15/04/2026
This graphic (and accompanying text) should make you stop and think. High cholesterol is just not that big a deal when it comes to heart disease. Certainly not compared to other things. Leaving aside smoking, all the issues in orange and red are essentially the same thing: insulin resistance and high insulin levels (hyperinsulinemia) - IR/HI.
High blood pressure goes hand in hand with IR/HI which is the thing that makes you overweight and leads to developing type two diabetes (T2D). Taking a pill to bring your blood pressure down does not change your IR/HI. Taking another pill (or an injection) to bring your elevated blood sugar down does not change your IR/HI (injected insulin actually makes it worse). Taking a pill to bring your cholesterol down has been linked to increasing the likelihood of developing diabetes (and does nothing to reduce your IR/HI)!

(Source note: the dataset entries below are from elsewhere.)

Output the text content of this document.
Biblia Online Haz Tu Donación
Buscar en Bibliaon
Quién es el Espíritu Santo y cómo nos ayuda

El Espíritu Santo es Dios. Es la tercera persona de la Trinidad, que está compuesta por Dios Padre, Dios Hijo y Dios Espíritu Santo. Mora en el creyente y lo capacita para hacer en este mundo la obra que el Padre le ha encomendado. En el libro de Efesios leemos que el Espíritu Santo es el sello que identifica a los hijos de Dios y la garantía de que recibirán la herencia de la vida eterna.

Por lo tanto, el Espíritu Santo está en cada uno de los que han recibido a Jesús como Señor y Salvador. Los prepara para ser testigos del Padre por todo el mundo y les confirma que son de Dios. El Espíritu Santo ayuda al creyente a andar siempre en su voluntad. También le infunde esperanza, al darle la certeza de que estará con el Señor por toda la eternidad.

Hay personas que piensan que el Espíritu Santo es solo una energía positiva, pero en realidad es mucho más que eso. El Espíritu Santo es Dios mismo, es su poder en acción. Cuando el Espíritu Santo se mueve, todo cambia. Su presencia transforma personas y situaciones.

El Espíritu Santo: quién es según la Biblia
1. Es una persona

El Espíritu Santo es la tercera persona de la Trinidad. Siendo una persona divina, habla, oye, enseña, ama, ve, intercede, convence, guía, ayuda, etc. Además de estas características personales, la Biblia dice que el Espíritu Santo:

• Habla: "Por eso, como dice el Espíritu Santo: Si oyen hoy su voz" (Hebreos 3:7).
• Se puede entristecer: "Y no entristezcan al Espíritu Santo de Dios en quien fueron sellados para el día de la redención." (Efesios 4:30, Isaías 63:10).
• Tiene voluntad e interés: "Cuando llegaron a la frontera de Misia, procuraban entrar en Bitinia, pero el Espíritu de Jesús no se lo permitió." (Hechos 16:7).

The primary thing that drives IR/HI is eating carbohydrates (not just sweet sugars, but starches too). No medicine in the world can counter the effect of carbohydrates on your body. No amount of exercise will counter this effect in the long-term either (former Olympic rowing champions, life-long marathon runners and current Ironman triathletes have all developed T2D). The only thing that works is reducing carbohydrate consumption to a level that your body can handle and, for some of us, that means virtually none at all.
Taking medication to counteract too much carbohydrate food is like adding menthol to ci******es to make you breathe more easily while doing nothing to reduce your risk of developing lung disease.
The post I shared is American so it recommends certain blood tests that are harder to get in the UK. But there is a simple test we can all do at home: measure your waist and height. Ideally you want your waist measurement (taken around your bellybutton) to be less than half your height. If your waist is increasing over time your health is heading in the wrong direction. This measurement matters far more than your weight on the scales.
The human body is supposed to have stored fat. Being really lean is not particularly healthy. We should all be able to pinch an inch (because fat stored under the skin is not particularly unhealthy). But if you are gaining fat - especially if it is around your waistline - then that is an indication that you probably have elevated insulin. Insulin is the primary fat storage hormone and when insulin is high your body can't access stored fat so people end up overweight, lacking in energy and genuinely hungry.
Please stop worrying about cholesterol and focus on what really matters instead.
WHY IS YOUR DOCTOR OBSESSED WITH LDL?
Your doctor obsesses over your LDL cholesterol. Here's what JAMA Cardiology says actually predicts heart disease:
• Diabetes -> 10x risk
• Metabolic syndrome -> 6x risk
• Severe obesity -> 4.7x risk
• Smoking -> 4x
• Hypertension -> 4x
Now look at what your doctor is focused on:
• LDL cholesterol -> 1.4x
• Total cholesterol -> 1.0x
Read that again. Total cholesterol has essentially ZERO predictive power for heart disease in younger adults. (Dugani et al., JAMA Cardiology, 2021)
Metabolic factors have hazard ratios of 4–10x.
The lipid markers that drive $15 billion in statin prescriptions? 1.0–1.5x. They're treating the wrong thing. They've ALWAYS been treating the wrong thing.
Your doctor never tested your fasting insulin. Never calculated your Trig/HDL ratio. Never ordered a CAC score. But they sure as hell tested your LDL and wrote you a statin script. That's not medicine. That's marketing.
Ask your doctor for these tests at your next visit:
- Fasting insulin (not just glucose)
- HbA1c
- hsCRP (inflammation)
- Trig/HDL ratio
- ApoB
- HOMA-IR
Print this. Bring it. Demand the full picture.
The truth heals. Don't accept to be plugged on useless statins just because LDL and total cholesterol are high. Those are useless parameters which day nothing much about what is going on.